Actualité du 29 mai 2015

Il a bien changé, notre cher Lycée Defumade de 1970 : son immense jardin, ses troupeaux de la Cassière et du Chaussadis, ses bâtiments d’avant-guerre...La nouvelle équipe de direction embarque la ferme et ses acteurs, les élèves et le corps enseignant, dans une démarche agro-écologique : évolution ou révolution ?
Rencontre avec Eric Cazassus, directeur de l’EPLEFPA et Laurent Rougier, directeur de l’exploitation. Un Projet ambitieux et enthousiasmant !



Denis Nicolas : Il y a une trentaine d’années encore, le simple mot "environnement" était quasi-imprononçable dans notre milieu agricole. Comment en est-on arrivé aujourd’hui à l’agro-écologie ?

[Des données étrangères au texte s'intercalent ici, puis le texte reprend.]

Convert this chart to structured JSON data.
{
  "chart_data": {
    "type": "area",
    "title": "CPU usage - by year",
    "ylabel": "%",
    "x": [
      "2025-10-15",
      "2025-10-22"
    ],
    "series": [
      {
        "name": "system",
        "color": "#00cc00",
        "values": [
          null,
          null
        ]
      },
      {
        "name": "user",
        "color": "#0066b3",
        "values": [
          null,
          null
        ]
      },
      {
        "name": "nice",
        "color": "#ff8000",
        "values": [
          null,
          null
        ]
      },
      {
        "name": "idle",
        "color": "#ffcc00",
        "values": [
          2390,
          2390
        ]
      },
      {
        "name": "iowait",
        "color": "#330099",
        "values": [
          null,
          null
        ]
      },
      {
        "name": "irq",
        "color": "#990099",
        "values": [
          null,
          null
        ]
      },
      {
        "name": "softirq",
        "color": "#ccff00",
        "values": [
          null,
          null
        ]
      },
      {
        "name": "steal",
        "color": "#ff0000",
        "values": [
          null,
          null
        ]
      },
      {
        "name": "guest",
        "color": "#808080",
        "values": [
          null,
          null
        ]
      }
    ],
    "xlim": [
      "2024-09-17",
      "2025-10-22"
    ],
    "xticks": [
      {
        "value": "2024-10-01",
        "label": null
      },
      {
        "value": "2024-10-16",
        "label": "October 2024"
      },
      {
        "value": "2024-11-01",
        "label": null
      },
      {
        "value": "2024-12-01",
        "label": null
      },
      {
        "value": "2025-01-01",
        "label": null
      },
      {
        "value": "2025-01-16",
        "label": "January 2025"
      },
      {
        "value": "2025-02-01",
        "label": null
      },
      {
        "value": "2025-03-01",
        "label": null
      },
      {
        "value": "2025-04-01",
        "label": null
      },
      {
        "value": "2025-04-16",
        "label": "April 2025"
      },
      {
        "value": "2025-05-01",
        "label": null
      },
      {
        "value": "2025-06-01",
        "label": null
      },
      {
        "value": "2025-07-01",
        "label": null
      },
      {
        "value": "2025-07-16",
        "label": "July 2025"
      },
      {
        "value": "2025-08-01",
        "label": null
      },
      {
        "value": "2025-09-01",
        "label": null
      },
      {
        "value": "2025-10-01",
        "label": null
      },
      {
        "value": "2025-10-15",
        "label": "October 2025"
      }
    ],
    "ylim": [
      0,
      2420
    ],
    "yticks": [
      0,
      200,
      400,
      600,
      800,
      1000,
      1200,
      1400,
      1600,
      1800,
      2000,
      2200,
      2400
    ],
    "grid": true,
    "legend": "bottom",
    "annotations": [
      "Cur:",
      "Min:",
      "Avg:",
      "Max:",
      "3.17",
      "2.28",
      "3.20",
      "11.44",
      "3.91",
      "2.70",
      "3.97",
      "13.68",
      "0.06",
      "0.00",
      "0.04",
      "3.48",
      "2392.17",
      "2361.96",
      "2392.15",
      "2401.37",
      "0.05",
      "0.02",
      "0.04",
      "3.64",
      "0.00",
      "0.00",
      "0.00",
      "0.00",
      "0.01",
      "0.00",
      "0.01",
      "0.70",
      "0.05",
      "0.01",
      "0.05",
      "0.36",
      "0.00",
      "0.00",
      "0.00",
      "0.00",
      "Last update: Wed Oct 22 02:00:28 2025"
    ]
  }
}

Eric Cazassus : Comme vous le savez, la société a changé ! Ses besoins alimentaires, ses exigences vis-à-vis de l’agriculture aussi. En Europe, en France, nous sommes passés du produire pour nourrir, à une maîtrise de cette production (les quotas, les jachères, les prix...), puis enfin à une logique de produire mieux et consommer meilleur. Notre défi aujourd’hui est un défi agricole dans un défi plus vaste de société.
Nous devons nous y adapter ! D’ailleurs, nous ne franchissons pas brutalement toutes ces étapes : nos prédécesseurs ont dû s’adapter aux lois sur l’eau, les nitrates, etc. Déjà dans les années 90 ! Je dois dire pourtant que nous, Français, sommes rarement en avance d’une étape sur ces nouveaux raisonnements.

DN : Oui, mais toutes ces chapelles, agriculture durable, agriculture de conservation, agriculture environnementale, etc. Il y aurait un répertoire d’une vingtaine d’appellations, on s’y perd un peu !

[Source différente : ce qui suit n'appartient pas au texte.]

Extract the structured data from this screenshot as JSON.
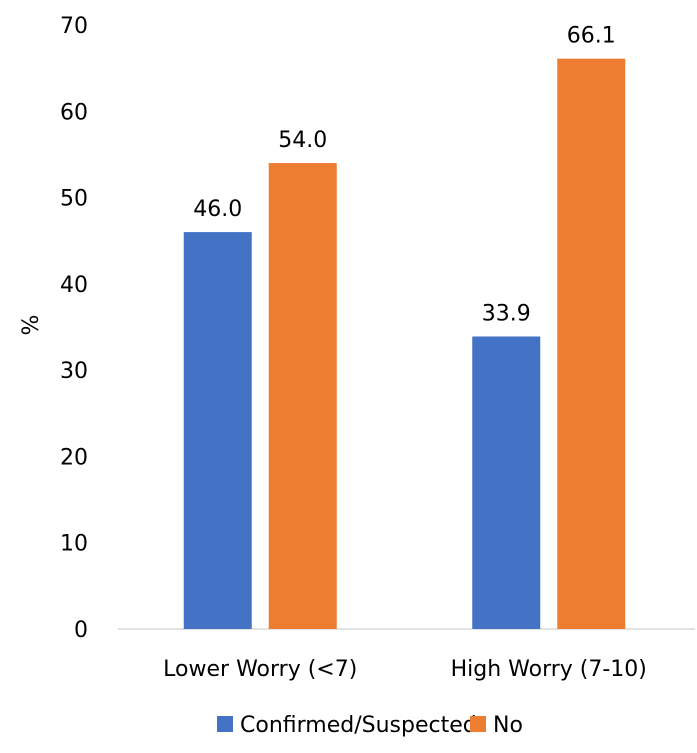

Laurent Rougier : Quels que ce soient les mots, le principe est de revenir aux fondamentaux de l’agriculture : comprendre la relation intime sol-éléments-climat-eau-plante-animal. Modifier nos vieux automatismes, notre façon d’aborder chaque question, en phytotechnie ou en zootechnie. Entrer dans une réflexion "préventive" au lieu de penser d’abord "recettes chimiques universelles" !
Et admettre que c’est un raisonnement global d’exploitation...

DN : Je repense à quelques visionnaires de l’INRA en 1970 qui parlaient déjà de "lutte intégrée" !
EC : Mais nous n’inventons rien : d’autres ont réfléchi et trouvé des méthodes qui leur convenaient ! On s’en inspire et on s’adapte.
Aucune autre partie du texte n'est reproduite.